Ce n'est que grâce aux liens de l'APAER que le coupe a appris que les autorités régionales de la région de Sverdlovsk ont motivé leur refus par l'actuelle pandémie. L'enfant a désormais 6 ans et demi. Et si la situation ne change pas dans les prochaines semaines, Amélie et Hern ne pourront pas l'adopter en raison des restrictions concernant l'âge de l'enfant, qui sont précisées dans l'autorisation délivrée par l'administration française.

Hern raconte qu'il a écrit une lettre au ministre français des Affaires étrangères, Jean-Yves Le Drian, pour lui présenter leur situation : "C'est notre futur enfant, et quand on n'a pas le droit de voir ses enfants, il ne reste qu'une chose à faire : se battre."

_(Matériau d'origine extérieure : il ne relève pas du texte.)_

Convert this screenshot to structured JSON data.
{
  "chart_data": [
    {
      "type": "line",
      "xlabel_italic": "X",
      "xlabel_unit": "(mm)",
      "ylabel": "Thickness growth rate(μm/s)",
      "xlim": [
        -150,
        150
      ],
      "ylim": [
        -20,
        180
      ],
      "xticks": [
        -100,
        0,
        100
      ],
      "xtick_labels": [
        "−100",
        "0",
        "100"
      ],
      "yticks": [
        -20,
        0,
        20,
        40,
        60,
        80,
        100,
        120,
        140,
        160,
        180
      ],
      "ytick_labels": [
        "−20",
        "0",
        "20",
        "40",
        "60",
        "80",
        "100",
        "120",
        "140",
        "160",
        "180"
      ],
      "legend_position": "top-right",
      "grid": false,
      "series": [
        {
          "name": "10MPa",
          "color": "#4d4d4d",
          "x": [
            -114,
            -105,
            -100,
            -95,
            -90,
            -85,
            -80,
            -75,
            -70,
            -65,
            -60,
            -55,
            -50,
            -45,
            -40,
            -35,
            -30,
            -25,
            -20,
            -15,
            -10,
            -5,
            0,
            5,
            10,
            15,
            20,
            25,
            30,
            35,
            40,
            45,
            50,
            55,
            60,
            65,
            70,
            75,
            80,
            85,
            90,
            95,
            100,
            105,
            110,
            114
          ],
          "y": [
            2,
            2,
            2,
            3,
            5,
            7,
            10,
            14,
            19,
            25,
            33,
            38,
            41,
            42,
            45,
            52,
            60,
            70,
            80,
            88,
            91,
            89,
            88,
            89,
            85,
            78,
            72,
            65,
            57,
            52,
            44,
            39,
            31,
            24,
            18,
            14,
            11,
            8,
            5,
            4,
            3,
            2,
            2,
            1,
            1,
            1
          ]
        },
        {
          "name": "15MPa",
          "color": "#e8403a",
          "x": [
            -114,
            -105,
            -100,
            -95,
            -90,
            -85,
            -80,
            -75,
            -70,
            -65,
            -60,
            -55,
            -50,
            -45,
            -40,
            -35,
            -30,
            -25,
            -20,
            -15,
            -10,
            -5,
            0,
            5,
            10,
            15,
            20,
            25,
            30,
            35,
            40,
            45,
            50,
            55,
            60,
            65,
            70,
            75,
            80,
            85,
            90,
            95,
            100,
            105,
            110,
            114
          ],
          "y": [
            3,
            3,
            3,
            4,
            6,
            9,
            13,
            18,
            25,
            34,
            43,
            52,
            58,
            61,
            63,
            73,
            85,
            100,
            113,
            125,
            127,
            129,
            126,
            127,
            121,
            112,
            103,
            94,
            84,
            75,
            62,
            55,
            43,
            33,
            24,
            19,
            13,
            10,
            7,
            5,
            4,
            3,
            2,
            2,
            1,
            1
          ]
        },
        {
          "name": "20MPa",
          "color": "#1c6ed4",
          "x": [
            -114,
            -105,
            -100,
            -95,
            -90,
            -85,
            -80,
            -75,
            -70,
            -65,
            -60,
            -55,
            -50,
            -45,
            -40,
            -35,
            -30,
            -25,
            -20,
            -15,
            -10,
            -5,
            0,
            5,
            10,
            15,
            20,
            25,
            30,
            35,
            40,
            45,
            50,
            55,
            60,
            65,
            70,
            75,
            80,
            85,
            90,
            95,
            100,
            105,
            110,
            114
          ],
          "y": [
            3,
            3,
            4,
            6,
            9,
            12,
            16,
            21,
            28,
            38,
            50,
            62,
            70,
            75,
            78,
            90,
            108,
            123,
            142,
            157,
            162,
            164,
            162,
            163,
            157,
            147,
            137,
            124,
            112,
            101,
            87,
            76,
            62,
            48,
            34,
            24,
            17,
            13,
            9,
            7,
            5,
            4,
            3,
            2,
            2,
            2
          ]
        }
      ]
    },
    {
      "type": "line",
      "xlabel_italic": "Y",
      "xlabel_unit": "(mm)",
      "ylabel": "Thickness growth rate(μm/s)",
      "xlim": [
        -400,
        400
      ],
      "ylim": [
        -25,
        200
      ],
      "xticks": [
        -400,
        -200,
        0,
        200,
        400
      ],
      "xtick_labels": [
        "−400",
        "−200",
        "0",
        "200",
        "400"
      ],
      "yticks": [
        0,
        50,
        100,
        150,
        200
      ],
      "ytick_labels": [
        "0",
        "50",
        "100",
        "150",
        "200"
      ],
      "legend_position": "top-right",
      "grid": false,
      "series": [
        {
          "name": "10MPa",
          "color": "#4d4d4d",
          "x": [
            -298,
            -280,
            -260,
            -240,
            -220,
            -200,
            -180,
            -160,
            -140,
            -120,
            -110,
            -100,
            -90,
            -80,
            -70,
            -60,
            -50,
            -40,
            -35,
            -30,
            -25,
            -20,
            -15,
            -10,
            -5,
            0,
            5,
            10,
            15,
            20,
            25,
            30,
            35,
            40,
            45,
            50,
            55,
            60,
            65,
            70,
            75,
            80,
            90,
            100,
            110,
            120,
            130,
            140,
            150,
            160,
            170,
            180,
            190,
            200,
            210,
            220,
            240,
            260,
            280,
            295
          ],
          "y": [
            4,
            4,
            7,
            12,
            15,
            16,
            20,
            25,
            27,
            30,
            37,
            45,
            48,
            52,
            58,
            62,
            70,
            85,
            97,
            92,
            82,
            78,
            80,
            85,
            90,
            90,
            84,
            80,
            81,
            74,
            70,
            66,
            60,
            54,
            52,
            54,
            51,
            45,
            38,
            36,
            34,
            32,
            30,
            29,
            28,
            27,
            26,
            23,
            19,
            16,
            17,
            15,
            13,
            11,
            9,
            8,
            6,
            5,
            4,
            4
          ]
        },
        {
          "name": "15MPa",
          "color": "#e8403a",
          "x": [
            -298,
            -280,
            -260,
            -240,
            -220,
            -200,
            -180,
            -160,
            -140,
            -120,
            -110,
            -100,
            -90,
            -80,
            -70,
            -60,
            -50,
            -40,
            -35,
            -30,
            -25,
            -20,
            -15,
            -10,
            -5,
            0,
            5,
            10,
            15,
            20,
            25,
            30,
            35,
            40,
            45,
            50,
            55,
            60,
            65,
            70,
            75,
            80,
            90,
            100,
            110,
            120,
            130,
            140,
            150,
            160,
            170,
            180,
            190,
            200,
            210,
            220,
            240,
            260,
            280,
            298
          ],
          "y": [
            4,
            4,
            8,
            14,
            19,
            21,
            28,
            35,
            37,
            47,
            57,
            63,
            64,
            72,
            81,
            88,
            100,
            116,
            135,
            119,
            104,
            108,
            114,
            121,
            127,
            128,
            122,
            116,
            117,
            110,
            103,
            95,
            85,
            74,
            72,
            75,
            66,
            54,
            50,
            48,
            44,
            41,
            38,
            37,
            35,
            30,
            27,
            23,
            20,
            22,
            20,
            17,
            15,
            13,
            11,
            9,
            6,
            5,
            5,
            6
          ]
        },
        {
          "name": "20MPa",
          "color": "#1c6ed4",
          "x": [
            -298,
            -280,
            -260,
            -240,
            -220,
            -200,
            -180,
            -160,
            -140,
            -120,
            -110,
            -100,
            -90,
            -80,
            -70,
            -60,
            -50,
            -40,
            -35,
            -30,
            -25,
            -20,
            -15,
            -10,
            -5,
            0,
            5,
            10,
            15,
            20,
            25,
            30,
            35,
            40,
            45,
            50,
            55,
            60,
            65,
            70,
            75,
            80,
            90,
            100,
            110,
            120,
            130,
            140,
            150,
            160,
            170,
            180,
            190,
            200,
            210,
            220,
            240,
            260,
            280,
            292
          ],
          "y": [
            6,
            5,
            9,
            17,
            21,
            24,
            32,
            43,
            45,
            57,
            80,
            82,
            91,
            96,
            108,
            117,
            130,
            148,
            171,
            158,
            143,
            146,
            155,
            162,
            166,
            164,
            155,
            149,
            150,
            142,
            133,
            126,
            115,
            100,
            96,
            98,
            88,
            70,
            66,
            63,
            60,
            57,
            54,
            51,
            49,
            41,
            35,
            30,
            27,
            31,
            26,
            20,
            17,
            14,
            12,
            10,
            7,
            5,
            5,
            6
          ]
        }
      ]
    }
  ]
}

"Le pire pour nous, ce n'est pas tant que nous ne puissions pas l'adopter, mais que peut-être personne ne l'adoptera jamais. Elle est dans un orphelinat depuis l'âge de deux mois. Bien sûr, elle a été proposée à des couples russes, ils ont la priorité - et c'est normal. Mais elle grandit toujours sans parents. A 18 ans, ces enfants sont totalement abandonnés : en France, un quart des personnes vivant dans la rue sont d'anciens pensionnaires d'institutions sociales similaires", explique Amélie.

L'adoption comme politique

Aujourd'hui, en Russie, la priorité en matière d'adoption est donnée aux couples nationaux. Les étrangers passent après. Mais les experts soulignent qu'il existe encore une adoption plutôt sélective dans le pays ; il s'agit principalement d'enfants en bonne santé et en bas âge. Selon diverses données, 70 à 82 % de tous les enfants qui restent aujourd'hui dans les institutions sociales sont les adolescents .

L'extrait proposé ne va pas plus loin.